These 3 Student Data Bills Could Ruin Your Kid’s Life

GURPS

INGSOC
PREMO Member
These 3 Student Data Bills Could Ruin Your Kid’s Life
Sorry, but I don’t happen to believe that lifelong surveillance and surveillance-based manipulation of my choices should be the price of a public education.


For years, I researched and wrote about the State Longitudinal Database Systems (SLDS) here in Oklahoma and across the nation (here, here and here), warning that these ill-advised legislative efforts to codify “transparency and accountability” in public schools would end up creating what could only be considered a national database.

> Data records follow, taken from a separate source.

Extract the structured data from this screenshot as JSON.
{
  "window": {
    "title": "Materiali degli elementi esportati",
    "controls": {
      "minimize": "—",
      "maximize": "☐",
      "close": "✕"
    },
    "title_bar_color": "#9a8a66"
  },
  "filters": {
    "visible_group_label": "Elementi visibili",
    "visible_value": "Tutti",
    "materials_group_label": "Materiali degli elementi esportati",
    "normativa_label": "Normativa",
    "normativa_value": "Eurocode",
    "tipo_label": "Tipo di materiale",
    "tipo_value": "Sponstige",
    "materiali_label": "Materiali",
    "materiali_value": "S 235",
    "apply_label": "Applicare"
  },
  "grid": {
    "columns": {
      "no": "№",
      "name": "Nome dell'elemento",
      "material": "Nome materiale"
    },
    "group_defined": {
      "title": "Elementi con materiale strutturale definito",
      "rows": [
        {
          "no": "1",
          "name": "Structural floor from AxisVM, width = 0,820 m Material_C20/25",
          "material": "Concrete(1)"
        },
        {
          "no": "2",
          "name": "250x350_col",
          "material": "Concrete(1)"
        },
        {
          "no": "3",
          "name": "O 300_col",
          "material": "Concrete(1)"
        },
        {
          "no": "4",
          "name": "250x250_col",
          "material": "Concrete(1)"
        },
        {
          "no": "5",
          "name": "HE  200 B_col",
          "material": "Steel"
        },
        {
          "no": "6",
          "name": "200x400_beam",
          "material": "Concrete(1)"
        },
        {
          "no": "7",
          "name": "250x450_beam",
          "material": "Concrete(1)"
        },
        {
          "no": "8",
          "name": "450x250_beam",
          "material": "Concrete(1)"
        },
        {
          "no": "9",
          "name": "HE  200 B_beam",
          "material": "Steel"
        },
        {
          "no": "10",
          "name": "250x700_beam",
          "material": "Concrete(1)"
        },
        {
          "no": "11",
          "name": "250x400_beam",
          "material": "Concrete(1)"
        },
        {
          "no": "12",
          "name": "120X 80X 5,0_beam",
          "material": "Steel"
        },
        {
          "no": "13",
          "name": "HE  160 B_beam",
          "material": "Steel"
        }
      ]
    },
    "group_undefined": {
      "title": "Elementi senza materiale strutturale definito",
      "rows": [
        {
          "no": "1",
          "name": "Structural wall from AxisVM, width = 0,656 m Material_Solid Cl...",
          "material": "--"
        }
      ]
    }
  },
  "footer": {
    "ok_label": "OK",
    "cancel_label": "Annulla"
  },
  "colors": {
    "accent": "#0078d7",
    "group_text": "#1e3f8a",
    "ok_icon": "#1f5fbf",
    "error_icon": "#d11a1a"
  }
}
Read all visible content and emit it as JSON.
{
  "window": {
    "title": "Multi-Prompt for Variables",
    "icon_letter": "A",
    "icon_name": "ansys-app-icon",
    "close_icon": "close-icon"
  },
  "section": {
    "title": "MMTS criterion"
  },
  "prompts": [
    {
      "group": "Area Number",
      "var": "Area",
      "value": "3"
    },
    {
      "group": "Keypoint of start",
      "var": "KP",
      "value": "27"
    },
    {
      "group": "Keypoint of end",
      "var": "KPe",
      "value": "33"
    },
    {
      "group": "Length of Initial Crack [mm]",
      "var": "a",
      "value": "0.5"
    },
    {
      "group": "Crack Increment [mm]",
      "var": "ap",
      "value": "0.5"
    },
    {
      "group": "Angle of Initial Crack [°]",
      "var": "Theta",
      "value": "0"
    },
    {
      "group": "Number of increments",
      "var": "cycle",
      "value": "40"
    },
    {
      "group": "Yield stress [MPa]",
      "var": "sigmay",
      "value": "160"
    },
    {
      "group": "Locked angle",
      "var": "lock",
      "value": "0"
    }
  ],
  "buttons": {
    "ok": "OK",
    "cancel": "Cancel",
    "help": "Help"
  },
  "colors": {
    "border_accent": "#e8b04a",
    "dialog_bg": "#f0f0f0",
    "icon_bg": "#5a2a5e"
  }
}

In 2013 I testified before our state legislature on the dangers of SLDS, which are a system of interconnected state data streams that flow into a giant federal data river collecting information starting when small humans enter the public school system. Sorry, but I don’t happen to believe that lifelong surveillance and surveillance-based manipulation of my choices should be the price of a public education. Nobody needs his preschool discipline records following him for life because some data company in cahoots with the government—well beyond my control—wants to plunder education records to make a buck.

The arguments I used then remain valid today: there is no way to provide either the bureaucracy-driven “transparency” or “accountability” government officials now desire for public education without collecting countless data points of information on nearly every facet of a student’s life. Of course, that is exactly what schools do today: collect endless reams of data.
 

mAlice

professional daydreamer
Sure. But for so many, that's simply not an option.

If I were dirt poor, I'd find a way. People put some of the stupidest fund raisers on gofundme, they could get money to do this. People who don't need to, stand street corners and beg. It's all in what your priorities are.
 

PeoplesElbow

Well-Known Member
I remember the "It's going on your permanent record" threat from school. When I graduated high school they actually gave us our permanent records and it had nothing that I was threatened with, only my grades.